Fechamento de agências e seguro saúde é debatido entre COE e Bradesco



Na manhã desta terça-feira (11), na Cidade de Deus, em Osasco-SP, o emprego e seguro saúde foram colocados como pontos prioritários pela Comissão de Organização dos Empregados (COE) Bradesco durante reunião que aconteceu com a direção do banco.


A presidenta do Sindicato dos Bancários de Pernambuco, Suzineide Rodrigues, que participou do encontro, ressalta o compromisso da entidade com a defesa dos funcionários do Bradesco.


“2018 foi um ano de muita resistência, priorizando a defesa da classe trabalhadora e a manutenção dos nossos direitos. O COE Bradesco está na luta pelos bancários que poderão perder seus empregos em 2019, ano de muita dificuldade e incertezas. O Sindicato, também, continua na defesa dos bancos públicos e das trabalhadoras e trabalhadores dos bancos privados, unindo a categoria para resistir cada vez mais”, destaca Suzineide.


Durante o encontro, o movimento sindical cobrou explicações sobre a reestruturação que o Bradesco atravessa, que tem gerado o fechamento de diversas agências. O encontro pretende garantir o emprego e a relocação dos trabalhadores dessas agências. O dirigente do banco garantiu que não haverá demissões em massa e que os trabalhadores serão remanejados.

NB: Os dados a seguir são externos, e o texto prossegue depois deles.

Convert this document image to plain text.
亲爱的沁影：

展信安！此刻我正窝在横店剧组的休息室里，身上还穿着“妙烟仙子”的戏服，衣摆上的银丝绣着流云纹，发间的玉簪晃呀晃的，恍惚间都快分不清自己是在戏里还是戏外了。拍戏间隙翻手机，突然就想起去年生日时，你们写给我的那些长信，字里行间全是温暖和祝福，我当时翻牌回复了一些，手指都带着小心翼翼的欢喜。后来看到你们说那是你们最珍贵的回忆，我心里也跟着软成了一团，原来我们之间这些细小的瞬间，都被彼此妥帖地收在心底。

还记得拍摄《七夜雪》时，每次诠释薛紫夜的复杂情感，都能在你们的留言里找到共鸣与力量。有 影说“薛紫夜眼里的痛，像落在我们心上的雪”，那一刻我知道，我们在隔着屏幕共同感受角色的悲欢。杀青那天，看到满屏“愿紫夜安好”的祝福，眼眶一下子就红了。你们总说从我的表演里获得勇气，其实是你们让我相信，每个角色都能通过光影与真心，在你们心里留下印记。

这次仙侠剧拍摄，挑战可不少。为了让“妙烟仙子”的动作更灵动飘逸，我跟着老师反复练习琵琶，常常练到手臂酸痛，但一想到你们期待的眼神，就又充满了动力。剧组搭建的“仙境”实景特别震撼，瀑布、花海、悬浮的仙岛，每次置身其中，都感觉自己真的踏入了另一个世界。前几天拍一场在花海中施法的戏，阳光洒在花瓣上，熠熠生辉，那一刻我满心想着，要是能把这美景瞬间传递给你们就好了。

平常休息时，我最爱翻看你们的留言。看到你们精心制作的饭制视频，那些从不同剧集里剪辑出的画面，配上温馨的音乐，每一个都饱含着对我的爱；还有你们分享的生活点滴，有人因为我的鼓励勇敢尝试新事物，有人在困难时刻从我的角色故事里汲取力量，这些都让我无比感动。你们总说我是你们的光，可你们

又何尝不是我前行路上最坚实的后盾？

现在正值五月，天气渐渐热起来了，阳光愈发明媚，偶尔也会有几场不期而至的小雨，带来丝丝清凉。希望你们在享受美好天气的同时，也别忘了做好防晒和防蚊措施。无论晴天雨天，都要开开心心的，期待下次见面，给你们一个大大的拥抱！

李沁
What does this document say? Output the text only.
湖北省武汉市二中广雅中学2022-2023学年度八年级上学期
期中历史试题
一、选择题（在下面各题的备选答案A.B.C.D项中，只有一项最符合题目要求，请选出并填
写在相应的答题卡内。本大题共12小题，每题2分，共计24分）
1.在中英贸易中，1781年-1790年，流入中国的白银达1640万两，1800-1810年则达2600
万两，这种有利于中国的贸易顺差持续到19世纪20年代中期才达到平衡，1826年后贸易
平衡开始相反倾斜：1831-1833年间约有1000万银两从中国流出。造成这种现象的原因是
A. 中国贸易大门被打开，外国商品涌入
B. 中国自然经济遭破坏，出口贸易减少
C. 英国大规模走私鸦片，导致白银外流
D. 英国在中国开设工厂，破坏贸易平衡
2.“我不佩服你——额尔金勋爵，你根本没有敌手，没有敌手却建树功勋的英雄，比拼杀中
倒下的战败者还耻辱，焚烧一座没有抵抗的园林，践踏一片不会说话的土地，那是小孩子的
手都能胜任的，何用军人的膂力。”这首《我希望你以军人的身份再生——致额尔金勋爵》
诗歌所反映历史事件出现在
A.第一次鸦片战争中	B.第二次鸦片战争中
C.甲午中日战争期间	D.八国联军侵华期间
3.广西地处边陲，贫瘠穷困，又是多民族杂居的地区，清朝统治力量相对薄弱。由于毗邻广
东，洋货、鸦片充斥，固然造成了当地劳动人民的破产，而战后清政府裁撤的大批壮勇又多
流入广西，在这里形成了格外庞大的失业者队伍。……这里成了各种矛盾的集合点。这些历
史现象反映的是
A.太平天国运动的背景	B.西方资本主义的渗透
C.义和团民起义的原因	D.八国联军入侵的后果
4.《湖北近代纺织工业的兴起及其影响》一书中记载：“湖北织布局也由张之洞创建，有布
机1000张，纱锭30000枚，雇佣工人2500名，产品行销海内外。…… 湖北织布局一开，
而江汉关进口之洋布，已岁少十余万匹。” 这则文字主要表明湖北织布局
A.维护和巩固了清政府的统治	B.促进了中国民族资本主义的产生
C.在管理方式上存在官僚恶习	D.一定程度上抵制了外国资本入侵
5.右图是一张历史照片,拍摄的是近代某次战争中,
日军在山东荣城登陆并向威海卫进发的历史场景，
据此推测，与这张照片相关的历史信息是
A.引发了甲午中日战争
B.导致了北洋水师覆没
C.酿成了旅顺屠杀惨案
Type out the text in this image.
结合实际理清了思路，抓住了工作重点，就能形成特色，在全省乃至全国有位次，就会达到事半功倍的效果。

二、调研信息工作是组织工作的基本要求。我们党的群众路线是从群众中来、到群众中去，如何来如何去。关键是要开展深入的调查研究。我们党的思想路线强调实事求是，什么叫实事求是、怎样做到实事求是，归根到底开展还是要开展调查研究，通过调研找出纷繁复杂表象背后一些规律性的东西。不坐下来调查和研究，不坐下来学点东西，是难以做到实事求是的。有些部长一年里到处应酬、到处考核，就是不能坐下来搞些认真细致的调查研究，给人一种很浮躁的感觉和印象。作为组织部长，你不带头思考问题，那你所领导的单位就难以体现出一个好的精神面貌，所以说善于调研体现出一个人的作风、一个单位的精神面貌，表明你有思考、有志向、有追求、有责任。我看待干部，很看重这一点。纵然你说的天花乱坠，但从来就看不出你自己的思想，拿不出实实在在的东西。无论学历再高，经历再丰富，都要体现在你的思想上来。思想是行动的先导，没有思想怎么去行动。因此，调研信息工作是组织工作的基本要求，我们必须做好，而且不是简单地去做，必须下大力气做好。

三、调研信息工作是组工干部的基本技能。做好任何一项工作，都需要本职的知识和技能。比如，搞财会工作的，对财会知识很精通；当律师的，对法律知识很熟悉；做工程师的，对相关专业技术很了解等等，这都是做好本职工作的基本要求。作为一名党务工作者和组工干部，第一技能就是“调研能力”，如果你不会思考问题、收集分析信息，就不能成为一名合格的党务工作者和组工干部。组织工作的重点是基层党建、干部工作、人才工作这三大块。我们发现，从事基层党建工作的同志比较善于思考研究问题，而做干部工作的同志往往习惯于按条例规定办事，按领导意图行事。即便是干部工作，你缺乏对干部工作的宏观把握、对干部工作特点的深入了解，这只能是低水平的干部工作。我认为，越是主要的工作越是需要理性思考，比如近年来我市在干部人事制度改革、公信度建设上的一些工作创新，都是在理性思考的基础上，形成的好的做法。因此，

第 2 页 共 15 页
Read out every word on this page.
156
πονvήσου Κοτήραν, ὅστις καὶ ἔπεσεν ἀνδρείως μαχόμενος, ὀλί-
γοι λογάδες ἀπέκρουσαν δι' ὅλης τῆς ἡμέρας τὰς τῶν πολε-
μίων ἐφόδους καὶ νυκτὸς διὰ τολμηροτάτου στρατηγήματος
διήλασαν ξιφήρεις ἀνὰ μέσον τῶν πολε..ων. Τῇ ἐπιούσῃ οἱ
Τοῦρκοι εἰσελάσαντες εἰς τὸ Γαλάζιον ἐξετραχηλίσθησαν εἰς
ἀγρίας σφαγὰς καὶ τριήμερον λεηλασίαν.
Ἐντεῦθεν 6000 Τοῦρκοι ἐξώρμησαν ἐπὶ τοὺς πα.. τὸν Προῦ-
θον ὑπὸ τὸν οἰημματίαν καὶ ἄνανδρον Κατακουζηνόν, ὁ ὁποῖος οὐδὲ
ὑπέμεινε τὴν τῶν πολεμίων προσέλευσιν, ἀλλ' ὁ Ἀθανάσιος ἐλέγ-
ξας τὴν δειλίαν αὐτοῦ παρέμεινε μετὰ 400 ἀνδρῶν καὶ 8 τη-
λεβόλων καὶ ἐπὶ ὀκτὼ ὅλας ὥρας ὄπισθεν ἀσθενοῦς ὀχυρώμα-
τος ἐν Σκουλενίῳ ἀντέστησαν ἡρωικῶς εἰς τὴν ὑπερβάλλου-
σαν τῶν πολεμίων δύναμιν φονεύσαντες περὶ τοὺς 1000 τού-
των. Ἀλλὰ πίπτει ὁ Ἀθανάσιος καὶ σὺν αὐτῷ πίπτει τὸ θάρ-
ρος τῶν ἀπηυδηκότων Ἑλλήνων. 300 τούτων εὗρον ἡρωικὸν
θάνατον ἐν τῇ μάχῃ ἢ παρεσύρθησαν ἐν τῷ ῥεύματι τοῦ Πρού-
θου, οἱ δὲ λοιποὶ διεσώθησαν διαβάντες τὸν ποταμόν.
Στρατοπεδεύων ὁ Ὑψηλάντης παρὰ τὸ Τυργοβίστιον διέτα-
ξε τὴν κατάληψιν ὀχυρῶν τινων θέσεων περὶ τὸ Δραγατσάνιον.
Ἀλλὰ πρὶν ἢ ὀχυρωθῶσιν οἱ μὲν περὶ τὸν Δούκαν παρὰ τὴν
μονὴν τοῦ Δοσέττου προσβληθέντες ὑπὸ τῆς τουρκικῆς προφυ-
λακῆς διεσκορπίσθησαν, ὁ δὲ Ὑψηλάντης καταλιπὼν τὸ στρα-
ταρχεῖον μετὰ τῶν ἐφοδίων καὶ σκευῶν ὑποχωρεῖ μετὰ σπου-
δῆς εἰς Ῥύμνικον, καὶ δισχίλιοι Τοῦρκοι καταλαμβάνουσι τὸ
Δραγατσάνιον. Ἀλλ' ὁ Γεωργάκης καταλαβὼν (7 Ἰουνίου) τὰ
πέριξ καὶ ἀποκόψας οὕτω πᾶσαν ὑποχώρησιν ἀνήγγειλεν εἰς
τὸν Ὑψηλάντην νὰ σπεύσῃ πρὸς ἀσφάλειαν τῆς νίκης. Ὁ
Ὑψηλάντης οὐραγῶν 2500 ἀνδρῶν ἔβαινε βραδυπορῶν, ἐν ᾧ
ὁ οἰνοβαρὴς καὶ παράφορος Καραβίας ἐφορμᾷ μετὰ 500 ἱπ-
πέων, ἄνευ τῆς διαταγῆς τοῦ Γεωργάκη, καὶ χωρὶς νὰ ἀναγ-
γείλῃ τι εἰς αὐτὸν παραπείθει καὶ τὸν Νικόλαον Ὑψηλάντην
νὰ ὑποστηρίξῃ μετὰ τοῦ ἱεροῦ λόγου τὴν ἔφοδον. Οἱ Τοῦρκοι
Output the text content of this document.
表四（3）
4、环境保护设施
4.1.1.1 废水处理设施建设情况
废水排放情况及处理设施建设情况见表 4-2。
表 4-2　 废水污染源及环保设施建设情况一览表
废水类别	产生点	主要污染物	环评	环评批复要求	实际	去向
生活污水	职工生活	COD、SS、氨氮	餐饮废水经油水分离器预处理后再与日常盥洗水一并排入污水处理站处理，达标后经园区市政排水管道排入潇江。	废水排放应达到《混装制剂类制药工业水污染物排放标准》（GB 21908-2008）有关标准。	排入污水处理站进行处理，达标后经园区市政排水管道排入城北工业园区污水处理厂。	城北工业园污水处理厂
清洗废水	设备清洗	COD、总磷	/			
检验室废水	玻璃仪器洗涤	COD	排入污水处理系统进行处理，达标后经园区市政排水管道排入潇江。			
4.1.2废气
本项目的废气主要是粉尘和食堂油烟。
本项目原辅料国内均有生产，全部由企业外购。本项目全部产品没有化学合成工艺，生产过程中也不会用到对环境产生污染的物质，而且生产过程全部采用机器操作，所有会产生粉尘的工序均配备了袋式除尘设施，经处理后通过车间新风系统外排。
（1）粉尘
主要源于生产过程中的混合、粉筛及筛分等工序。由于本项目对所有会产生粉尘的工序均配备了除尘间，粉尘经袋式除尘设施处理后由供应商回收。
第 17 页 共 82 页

“É importante termos esse compromisso do Banco, em preservar os empregos, dando oportunidade a todos os trabalhadores lotados nas agências que serão fechadas até 2019”, afirmou a coordenadora da COE Bradesco, Magaly Fagundes.


A COE reivindicou um calendário de encontro nas Federações, com objetivo de solucionar os problemas com o Plano de Saúde e Dental. Os representantes dos trabalhadores destacaram que os funcionários do banco têm plano inferior ao oferecido no mercado. Foi relatado problemas como a dificuldade do retorno profissional quanto ao credenciamento; redução dos serviços e da rede credenciada, a dificuldade de aprovação de alguns exames e o site desatualizado.


A proposta foi aceita pelo Bradesco e o calendário será definido com cada federação, a partir de fevereiro de 2019. O banco ainda se comprometeu a apresentar na sede da Contraf-CUT, em São Paulo, o Programa de Desenvolvimento Organizacional para Melhoria Contínua de Adesão de Trabalho. O banco também não se opôs a assinar o termo de adesão voluntária da cláusula 54 da CCT, que trata de requalificação e realocação profissional, com os demais bancos que compõem a mesa unificada da Federação Nacional dos Bancos (Fenaban).


A reunião ainda debateu os demais pontos da minuta de reivindicações específica do banco, como plano de remuneração, plano de saúde para aposentados e bolsas auxílio-educação e incentivo à cultura.


“Alguns itens da minuta já foram atendidos, como o uso da gravata, a não proibição do uso de barba, além de outros já contemplados na CCT dos bancários. Porém, existem reivindicações históricas que continuaremos insistindo com o banco. É importante nos organizarmos cada vez mais. Temos uma conjuntura difícil e só nossa unidade garantirá novas conquistas”, finalizou Magaly.